If the proposed rules are approved, Trivisonno says, employers must be even more vigilant and proactive about communicating their arguments against unionization to employees, even doing so ahead of any organizing effort. If you wait until you get a notice of election, it's probably already too late.
"The way that employers prepare for organizing drives and the way they conduct counter union organizing campaign is going to be very different under these regulations," Trivisonno says. "If you have a large acute-care facility, to get a letter drafted, approved, run through legal, operations and public relations sometimes can take a week. You may have nurses who only work once or twice a week. How do you communicate with these people? The unions can make claims that don't have to be accurate and the employer has to correct them."
"So, to the extent you can, you should have those documents done in advance and your positions thought out should you receive a petition," he says.
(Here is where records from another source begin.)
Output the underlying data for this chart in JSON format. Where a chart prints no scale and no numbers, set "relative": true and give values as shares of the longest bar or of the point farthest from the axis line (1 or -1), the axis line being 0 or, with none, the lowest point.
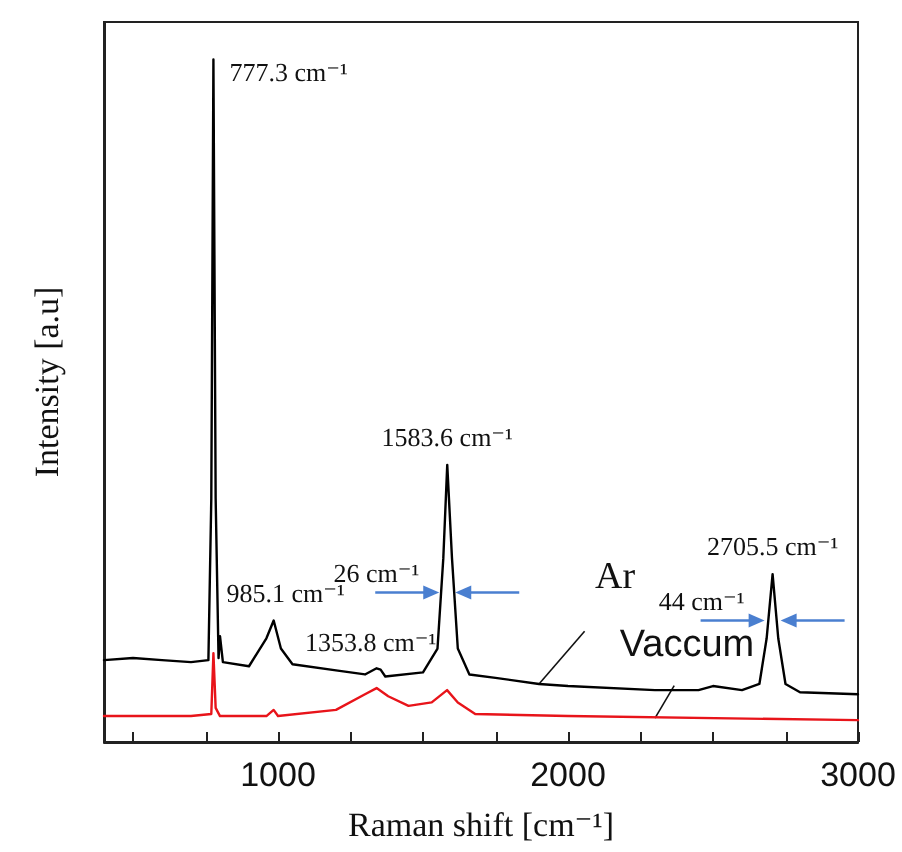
{
  "chart_data": {
    "type": "line",
    "relative": true,
    "xlabel": "Raman shift [cm⁻¹]",
    "ylabel": "Intensity [a.u]",
    "xlim": [
      400,
      3000
    ],
    "xticks": [
      {
        "value": 500,
        "label": null
      },
      {
        "value": 750,
        "label": null
      },
      1000,
      {
        "value": 1250,
        "label": null
      },
      {
        "value": 1500,
        "label": null
      },
      {
        "value": 1750,
        "label": null
      },
      2000,
      {
        "value": 2250,
        "label": null
      },
      {
        "value": 2500,
        "label": null
      },
      {
        "value": 2750,
        "label": null
      },
      3000
    ],
    "grid": false,
    "legend": false,
    "marker": "none",
    "line_style": "solid",
    "series": [
      {
        "name": "Ar",
        "color": "#000000",
        "x": [
          400,
          500,
          600,
          700,
          760,
          770,
          777.3,
          785,
          795,
          800,
          810,
          900,
          960,
          985.1,
          1010,
          1050,
          1200,
          1300,
          1340,
          1353.8,
          1370,
          1500,
          1550,
          1570,
          1583.6,
          1600,
          1620,
          1660,
          1750,
          1900,
          2000,
          2300,
          2450,
          2500,
          2600,
          2660,
          2685,
          2705.5,
          2725,
          2750,
          2800,
          3000
        ],
        "values": [
          0.12,
          0.123,
          0.12,
          0.117,
          0.12,
          0.357,
          1,
          0.357,
          0.123,
          0.155,
          0.117,
          0.111,
          0.152,
          0.178,
          0.137,
          0.114,
          0.105,
          0.099,
          0.108,
          0.106,
          0.096,
          0.102,
          0.137,
          0.269,
          0.406,
          0.269,
          0.137,
          0.099,
          0.094,
          0.085,
          0.082,
          0.076,
          0.076,
          0.082,
          0.076,
          0.085,
          0.152,
          0.246,
          0.152,
          0.085,
          0.073,
          0.07
        ]
      },
      {
        "name": "Vaccum",
        "color": "#e8141a",
        "x": [
          400,
          700,
          770,
          777.3,
          785,
          800,
          960,
          985,
          1000,
          1200,
          1300,
          1340,
          1380,
          1450,
          1530,
          1583,
          1620,
          1680,
          2000,
          3000
        ],
        "values": [
          0.038,
          0.038,
          0.041,
          0.13,
          0.05,
          0.038,
          0.038,
          0.047,
          0.038,
          0.047,
          0.07,
          0.079,
          0.067,
          0.053,
          0.058,
          0.076,
          0.058,
          0.041,
          0.038,
          0.032
        ]
      }
    ],
    "annotations": [
      {
        "text": "777.3 cm⁻¹",
        "x": 777.3,
        "y": 1
      },
      {
        "text": "985.1 cm⁻¹",
        "x": 985.1,
        "y": 0.178
      },
      {
        "text": "1353.8 cm⁻¹",
        "x": 1353.8,
        "y": 0.106
      },
      {
        "text": "1583.6 cm⁻¹",
        "x": 1583.6,
        "y": 0.406
      },
      {
        "text": "2705.5 cm⁻¹",
        "x": 2705.5,
        "y": 0.246
      },
      {
        "text": "26 cm⁻¹",
        "x": 1583.6,
        "y": 0.219
      },
      {
        "text": "44 cm⁻¹",
        "x": 2705.5,
        "y": 0.178
      }
    ]
  }
}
More and more, he says, social media, including Web sites, Facebook, Twitter, blogs, and employee intranet portals are going to play a critical role in getting the message out. "The unions are well ahead of most employers on that, way ahead, because that is where the battle is going to be fought down the road," Trivisonno says. "National Nurses United and Service Employees International Union have been out front on that for years, but a lot of employers, a lot of consultants, don't get it yet."